CHICAGO — Retailer and supplier consolidation has led to the demise of some conventional trade shows, but that’s not the case with the Sweets & Snacks Expo.

Record attendance is expected at the event scheduled for May 21 through May 23 in Chicago due in part to format changes by event organizer the National Confectioners Association and the strength of merchandise categories represented at the mega event.

Sponsored by the National Confectioners Association, the 2013 Expo is now in its 17th year and event organizers recently announced that exhibit space at Chicago’s McCormick Place is nearly sold out. The increased popularity is due in part to a format change seven years ago that added snacks to the mix of categories represented.

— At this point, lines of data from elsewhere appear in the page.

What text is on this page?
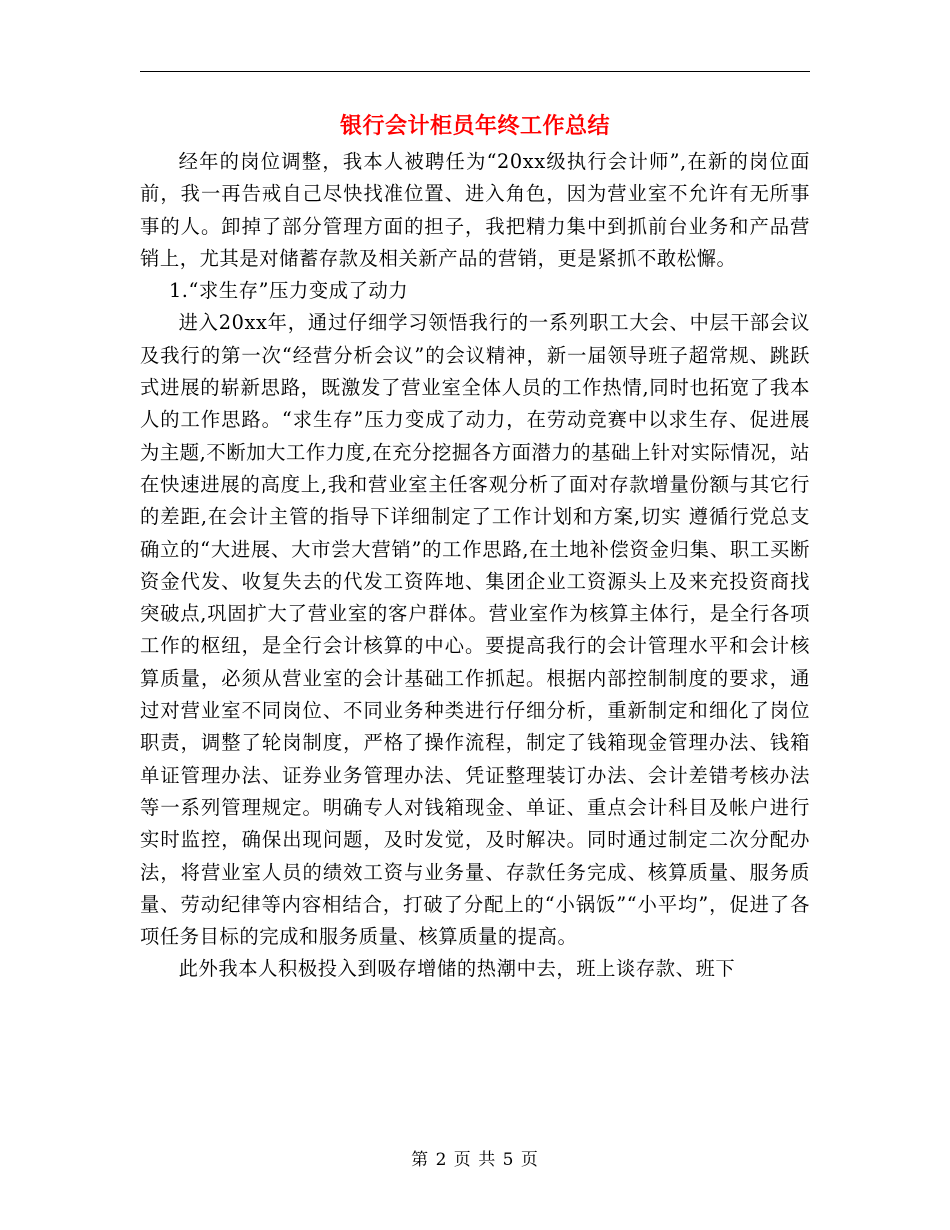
银行会计柜员年终工作总结

经年的岗位调整，我本人被聘任为“20xx级执行会计师”,在新的岗位面前，我一再告戒自己尽快找准位置、进入角色，因为营业室不允许有无所事事的人。卸掉了部分管理方面的担子，我把精力集中到抓前台业务和产品营销上，尤其是对储蓄存款及相关新产品的营销，更是紧抓不敢松懈。

1.“求生存”压力变成了动力

进入20xx年，通过仔细学习领悟我行的一系列职工大会、中层干部会议及我行的第一次“经营分析会议”的会议精神，新一届领导班子超常规、跳跃式进展的崭新思路，既激发了营业室全体人员的工作热情,同时也拓宽了我本人的工作思路。“求生存”压力变成了动力，在劳动竞赛中以求生存、促进展为主题,不断加大工作力度,在充分挖掘各方面潜力的基础上针对实际情况，站在快速进展的高度上,我和营业室主任客观分析了面对存款增量份额与其它行的差距,在会计主管的指导下详细制定了工作计划和方案,切实 遵循行党总支确立的“大进展、大市尝大营销”的工作思路,在土地补偿资金归集、职工买断资金代发、收复失去的代发工资阵地、集团企业工资源头上及来充投资商找突破点,巩固扩大了营业室的客户群体。营业室作为核算主体行，是全行各项工作的枢纽，是全行会计核算的中心。要提高我行的会计管理水平和会计核算质量，必须从营业室的会计基础工作抓起。根据内部控制制度的要求，通过对营业室不同岗位、不同业务种类进行仔细分析，重新制定和细化了岗位职责，调整了轮岗制度，严格了操作流程，制定了钱箱现金管理办法、钱箱单证管理办法、证券业务管理办法、凭证整理装订办法、会计差错考核办法等一系列管理规定。明确专人对钱箱现金、单证、重点会计科目及帐户进行实时监控，确保出现问题，及时发觉，及时解决。同时通过制定二次分配办法，将营业室人员的绩效工资与业务量、存款任务完成、核算质量、服务质量、劳动纪律等内容相结合，打破了分配上的“小锅饭”“小平均”，促进了各项任务目标的完成和服务质量、核算质量的提高。

此外我本人积极投入到吸存增储的热潮中去，班上谈存款、班下

第 2 页 共 5 页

As a result, a number of big-name items, including Frito-Lay’s Cracker Jack and Unilever’s single-serve frozen novelties will be on hand this year.

"Seven years ago, when the NCA board decided to incorporate snacks into the Expo, the thought was to increase the opportunities and efficiencies of those already attending," says Larry Graham, NCA president. "By adding respected brands like Cracker Jack, as well as new categories like ice cream, the Expo has become now, more than ever, a retailers’ one-stop-shop for candy and snack needs in a growing variety of product categories." According to Tim Quinn, Expo chairman and vp of trade development at Mars Chocolate North America, "candy and snack category sales continue to outpace total store sales, and in a challenging economy, retailers increasingly rely on those categories that are proven sales performers. The Expo was designed to not only provide retailers access to more new and exciting products, but also to offer merchandising solutions and keynote topics designed to turn insights into actions," Quinn said.

Event organizers also said this year’s Expo will feature an unprecedented number of international exhibitors, with a new Ecuadorian pavilion joining Brazilian, Chinese, German and Mexican pavilions.

"It has become increasingly important that our industry continue to expand our markets to include other countries and regions," Quinn said. "The global marketplace provides an area of growth opportunity going forward, and our Expo is the place to connect with manufacturers from around the world to discover international products that can set retailers apart from the rest."